A text presented for translation is usually the result of a lengthy and extensive process of work. The translator has not taken part in this process and therefore does not have - at least to start with - the same insight into and understanding of the message to be communicated. That is why it is important to allow the translator adequate time to acquaint himself/herself with the task in hand.
How long a translator requires to work on a set amount of text depends on many factors - not least familiarity with the subject area and the terminology used in that area.
In general, a translator will be able to translate an average of 5 or 6 pages of text a day.
This is a very rough rule of thumb, but it will at least enable you to estimate approximately how long a specific translation will take.
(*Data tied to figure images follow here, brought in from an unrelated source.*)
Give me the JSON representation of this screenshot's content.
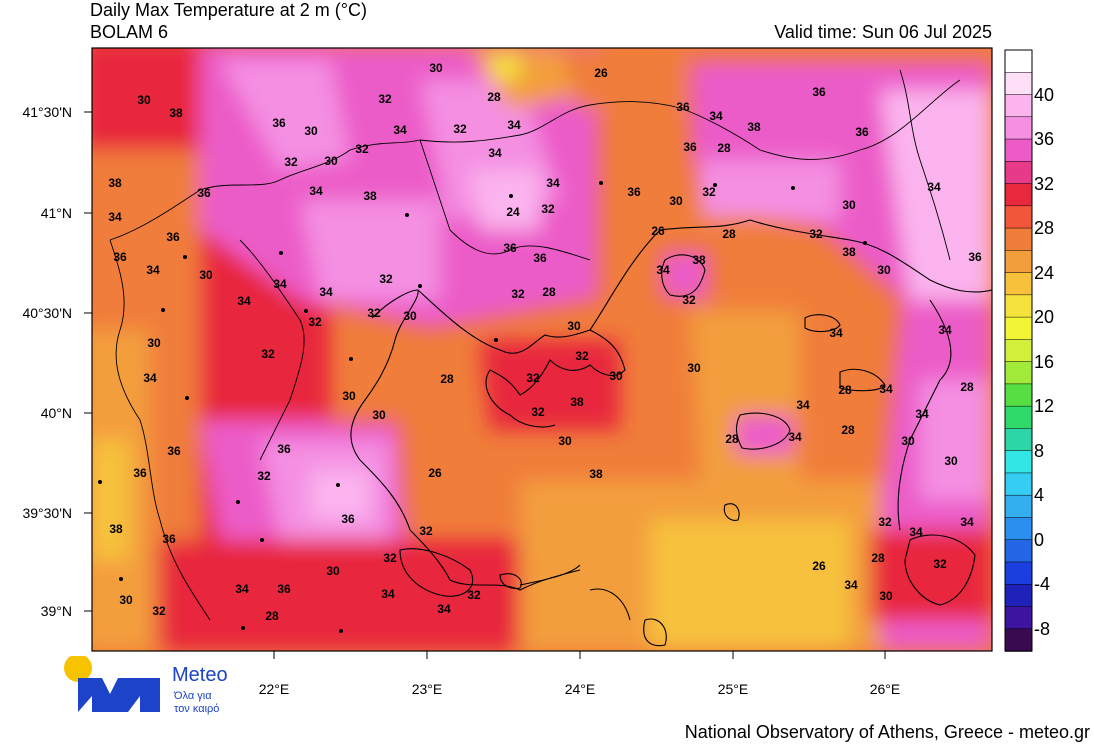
{
  "header": {
    "title": "Daily Max Temperature at 2 m (°C)",
    "subtitle": "BOLAM 6",
    "valid_time": "Valid time: Sun 06 Jul 2025"
  },
  "map": {
    "lat_labels": [
      "41°30'N",
      "41°N",
      "40°30'N",
      "40°N",
      "39°30'N",
      "39°N"
    ],
    "lon_labels": [
      "22°E",
      "23°E",
      "24°E",
      "25°E",
      "26°E"
    ],
    "contour_labels": [
      "30",
      "26",
      "36",
      "30",
      "32",
      "28",
      "38",
      "36",
      "34",
      "36",
      "30",
      "34",
      "32",
      "34",
      "38",
      "36",
      "32",
      "34",
      "36",
      "28",
      "32",
      "30",
      "34",
      "36",
      "30",
      "32",
      "34",
      "38",
      "36",
      "34",
      "38",
      "24",
      "32",
      "30",
      "34",
      "36",
      "36",
      "26",
      "28",
      "32",
      "38",
      "36",
      "34",
      "30",
      "32",
      "36",
      "34",
      "38",
      "36",
      "30",
      "34",
      "34",
      "32",
      "28",
      "32",
      "34",
      "32",
      "32",
      "30",
      "30",
      "34",
      "34",
      "30",
      "32",
      "32",
      "30",
      "34",
      "28",
      "32",
      "30",
      "28",
      "34",
      "28",
      "30",
      "30",
      "32",
      "38",
      "34",
      "34",
      "36",
      "36",
      "30",
      "28",
      "34",
      "28",
      "30",
      "36",
      "26",
      "38",
      "30",
      "32",
      "36",
      "32",
      "38",
      "32",
      "34",
      "34",
      "36",
      "32",
      "26",
      "28",
      "32",
      "30",
      "34",
      "36",
      "34",
      "32",
      "34",
      "30",
      "30",
      "32",
      "28",
      "34"
    ]
  },
  "colorbar": {
    "labels": [
      "40",
      "36",
      "32",
      "28",
      "24",
      "20",
      "16",
      "12",
      "8",
      "4",
      "0",
      "-4",
      "-8"
    ],
    "colors": [
      "#ffffff",
      "#fde0f7",
      "#fbb4ee",
      "#f48fe2",
      "#ec5bc8",
      "#e83a8a",
      "#e8283c",
      "#f2563a",
      "#f07d3a",
      "#f39e3c",
      "#f7c13c",
      "#f5e23c",
      "#f2f536",
      "#d2f03a",
      "#a2ea3a",
      "#57de43",
      "#2fd96a",
      "#2dd6a6",
      "#33e6e6",
      "#35cdf2",
      "#33aff0",
      "#2b8ff0",
      "#2367e6",
      "#1a3fde",
      "#1e22b8",
      "#3d14a0",
      "#3a0a50"
    ]
  },
  "logo": {
    "name": "Meteo",
    "tagline_1": "Όλα για",
    "tagline_2": "τον καιρό"
  },
  "footer": "National Observatory of Athens, Greece - meteo.gr"
}
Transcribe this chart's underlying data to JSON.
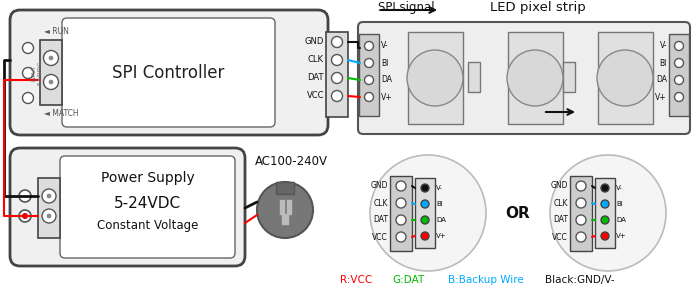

Remember that, in cases where a client is unable to provide existing terminology, it will also often be necessary to allow some time for the translator to establish and compile a wordlist before commencing a translation.
The differences between various types of text can be extremely great. When translating advertising and marketing texts it may be necessary to adapt the message to Norwegian conditions.
When translating operating instructions for sophisticated machinery, it may be necessary for the translator to see the machine in operation, or to be sent a video which clearly demonstrates all the various functions.
Once the translation itself has been completed, the text must be read and commented upon by a second person who has not translated it. After this the translator needs to carry out a final check, preferably one or two days later. Allowing ideas and formulations to “mature” in this way is an excellent safeguard that enables a translator to identify any expressions that require “fine-tuning” before delivery.